Economic rebound encourages companies to invest in IT infrastructure
New York: Business software sales are growing strongly as global economies emerge from recession and companies begin to invest in IT infrastructure again in order to reduce costs, improve efficiency and expand markets.
Figures published by Gartner, the IT research firm, suggest that worldwide enterprise software spending is likely to grow by 9.5 per cent this year and top $267 billion (Dh980 billion), up from $244 billion last year. Gartner predicts the global market will continue to grow in 2012 reaching $288 billion, welcome news for enterprise software vendors including Microsoft, Oracle and SAP.
"The market for enterprise software continues to recover, following the 2009 downturn, with signs of ongoing growth on the horizon," said Joanne Correia, managing vice-president at Gartner.
Market of uncertainty
"Economic recovery is evident across all regions, although concerns have arisen in some countries in Europe and Asia," she said. However she also cautioned that "the earthquake and tsunami in Japan has created additional marketplace uncertainty with a multiplicity of effects that are beginning to be determined."
Overall, enterprise infrastructure software spending is expected to reach $153.3 billion this year, a 9 per cent increase from 2010 revenues. The market is led by the operating systems segment in which revenue is projected to reach $32.6 billion in 2011, followed by database management systems at $25.5 billion.
Enterprise resource planning software is the largest segment of the enterprise application software market and is expected to account for $23.3 billion out of the total $114.4 billion spent on business applications this year, up from $103.8 billion last year. Sales of office suites including Microsoft's flagship Office package, will total about $15.7 billion.
"With this latest research, we see short-term currency uplift for US dollar-denominated growth for the period of 2011-2012 and downward adjustments in GDP across all regions," Correia said.
"We have identified a strong correlation between GDP growth and enterprise software spending growth, where software tends to grow 4 to 6 per cent above GDP in normal market conditions.
"However, we do have concerns about the rising cost of commodities, including oil, and its impact on certain regional and country economies."

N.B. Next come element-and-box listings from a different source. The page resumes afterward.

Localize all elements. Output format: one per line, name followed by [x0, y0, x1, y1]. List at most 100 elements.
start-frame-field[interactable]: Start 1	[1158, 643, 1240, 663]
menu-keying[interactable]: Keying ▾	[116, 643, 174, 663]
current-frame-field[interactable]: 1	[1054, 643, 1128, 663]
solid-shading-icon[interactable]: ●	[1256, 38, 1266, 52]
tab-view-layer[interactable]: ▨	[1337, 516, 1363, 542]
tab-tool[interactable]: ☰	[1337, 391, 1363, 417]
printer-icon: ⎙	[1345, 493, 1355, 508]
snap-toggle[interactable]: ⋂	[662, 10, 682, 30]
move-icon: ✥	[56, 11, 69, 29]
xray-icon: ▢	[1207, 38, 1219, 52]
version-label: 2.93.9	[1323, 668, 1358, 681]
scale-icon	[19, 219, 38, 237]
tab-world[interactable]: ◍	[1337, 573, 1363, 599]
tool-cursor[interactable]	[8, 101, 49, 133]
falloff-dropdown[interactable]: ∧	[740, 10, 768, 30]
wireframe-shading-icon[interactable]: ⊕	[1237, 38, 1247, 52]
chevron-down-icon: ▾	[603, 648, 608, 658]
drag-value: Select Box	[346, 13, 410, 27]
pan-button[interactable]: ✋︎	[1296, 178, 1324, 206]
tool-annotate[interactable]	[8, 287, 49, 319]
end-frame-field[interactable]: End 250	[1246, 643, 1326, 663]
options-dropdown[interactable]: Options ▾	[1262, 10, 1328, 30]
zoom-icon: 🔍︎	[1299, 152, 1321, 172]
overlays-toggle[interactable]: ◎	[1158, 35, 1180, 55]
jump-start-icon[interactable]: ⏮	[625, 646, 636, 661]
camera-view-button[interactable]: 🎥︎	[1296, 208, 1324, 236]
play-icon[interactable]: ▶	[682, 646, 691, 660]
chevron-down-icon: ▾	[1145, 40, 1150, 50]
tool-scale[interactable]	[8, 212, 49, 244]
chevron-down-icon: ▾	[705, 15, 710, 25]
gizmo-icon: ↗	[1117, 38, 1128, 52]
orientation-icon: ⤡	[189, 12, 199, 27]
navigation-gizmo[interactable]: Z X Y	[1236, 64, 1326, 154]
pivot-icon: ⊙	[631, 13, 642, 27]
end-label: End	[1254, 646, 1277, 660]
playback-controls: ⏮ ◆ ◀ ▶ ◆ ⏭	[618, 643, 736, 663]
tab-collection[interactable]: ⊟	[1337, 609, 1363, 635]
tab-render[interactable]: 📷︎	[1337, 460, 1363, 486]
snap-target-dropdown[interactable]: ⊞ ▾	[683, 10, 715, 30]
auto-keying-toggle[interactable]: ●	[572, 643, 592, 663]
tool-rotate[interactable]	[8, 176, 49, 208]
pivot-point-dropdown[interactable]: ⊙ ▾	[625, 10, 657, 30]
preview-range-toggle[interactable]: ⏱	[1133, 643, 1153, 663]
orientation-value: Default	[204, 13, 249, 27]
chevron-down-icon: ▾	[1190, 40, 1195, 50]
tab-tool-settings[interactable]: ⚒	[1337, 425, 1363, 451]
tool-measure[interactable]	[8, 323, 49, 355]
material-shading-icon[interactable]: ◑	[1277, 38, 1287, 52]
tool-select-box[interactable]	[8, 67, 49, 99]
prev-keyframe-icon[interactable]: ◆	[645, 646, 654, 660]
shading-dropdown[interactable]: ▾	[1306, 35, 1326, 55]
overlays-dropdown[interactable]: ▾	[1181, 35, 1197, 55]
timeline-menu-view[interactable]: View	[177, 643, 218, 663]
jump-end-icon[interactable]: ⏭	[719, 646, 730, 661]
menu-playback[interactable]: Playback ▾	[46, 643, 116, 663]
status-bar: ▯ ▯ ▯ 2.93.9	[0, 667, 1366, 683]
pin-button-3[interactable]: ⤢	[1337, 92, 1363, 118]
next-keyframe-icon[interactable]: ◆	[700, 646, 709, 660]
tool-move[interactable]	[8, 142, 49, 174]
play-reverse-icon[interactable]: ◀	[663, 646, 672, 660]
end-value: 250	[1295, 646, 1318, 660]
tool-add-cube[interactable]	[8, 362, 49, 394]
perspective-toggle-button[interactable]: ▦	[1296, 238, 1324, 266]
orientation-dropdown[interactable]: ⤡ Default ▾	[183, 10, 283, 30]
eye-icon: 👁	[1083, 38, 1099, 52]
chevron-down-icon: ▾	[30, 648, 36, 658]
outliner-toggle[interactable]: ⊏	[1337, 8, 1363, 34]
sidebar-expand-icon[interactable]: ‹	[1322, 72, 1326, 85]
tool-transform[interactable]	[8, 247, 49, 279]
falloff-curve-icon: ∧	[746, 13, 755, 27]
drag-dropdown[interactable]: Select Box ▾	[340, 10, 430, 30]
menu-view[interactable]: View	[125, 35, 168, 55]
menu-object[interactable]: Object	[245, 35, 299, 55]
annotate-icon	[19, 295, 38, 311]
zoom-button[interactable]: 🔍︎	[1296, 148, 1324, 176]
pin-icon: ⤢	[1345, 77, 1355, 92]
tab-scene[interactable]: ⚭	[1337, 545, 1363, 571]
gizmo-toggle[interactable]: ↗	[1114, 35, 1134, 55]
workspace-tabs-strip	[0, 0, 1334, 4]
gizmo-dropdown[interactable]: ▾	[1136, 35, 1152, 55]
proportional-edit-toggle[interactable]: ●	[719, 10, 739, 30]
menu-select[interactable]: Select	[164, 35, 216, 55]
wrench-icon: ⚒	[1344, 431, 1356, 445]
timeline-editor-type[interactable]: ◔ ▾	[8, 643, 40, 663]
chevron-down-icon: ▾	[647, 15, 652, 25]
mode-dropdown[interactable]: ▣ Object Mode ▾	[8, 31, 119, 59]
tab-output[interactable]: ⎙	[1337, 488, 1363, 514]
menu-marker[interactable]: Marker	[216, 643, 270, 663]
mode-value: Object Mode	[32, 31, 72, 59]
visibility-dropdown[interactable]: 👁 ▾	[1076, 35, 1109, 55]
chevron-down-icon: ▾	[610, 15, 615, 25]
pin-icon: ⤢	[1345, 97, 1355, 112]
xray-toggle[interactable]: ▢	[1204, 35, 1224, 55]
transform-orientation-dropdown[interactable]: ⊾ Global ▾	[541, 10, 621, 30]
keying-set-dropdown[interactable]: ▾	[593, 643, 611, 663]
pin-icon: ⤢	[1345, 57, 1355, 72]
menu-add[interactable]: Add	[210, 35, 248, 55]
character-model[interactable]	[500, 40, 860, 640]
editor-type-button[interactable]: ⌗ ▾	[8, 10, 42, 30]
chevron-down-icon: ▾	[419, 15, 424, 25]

Emerging countries such as Poland, India, China and Brazil, which were less affected by the latest economic downturn than the US and Europe, are expected to continue to invest heavily in enterprise software over the next few years as they build the IT infrastructures necessary to do business on a global basis.
Meanwhile Gartner expects enterprise software spending in North America to increase from $112.9 billion last year to $121.2 billion in 2011. The market will experience consistent growth through 2015, when spending in North America will surpass $158.1 billion.
"Gartner believes that oil prices and the outcome of the federal budget deliberations are the largest threats to economic stability in North America. However, current indicators are positive with consumer and business spending on both equipment and software holding up.
With the extension of federal tax cuts — including the tax relief on capital equipment depreciation — due to expire at the end of the year, additional stimulus revenue could further boost enterprise spending on technology and other capital goods."
Stronger headwinds
Enterprise software spending in Western Eur-ope is forecast to reach $78.3 billion in 2011, up from $70.3 billion last year.
"In Western Europe, enterprise software spending could see slightly stronger growth in the latter half of 2011, but the headwinds are getting stronger.
"The pace of growth in Europe is slowing, mostly because of recent currency appreciation, fiscal tightening, higher commodity prices and concerns about debt in countries such as Greece, Ireland, Portugal and Spain," said Fabrizio Biscotti, research director at Gartner.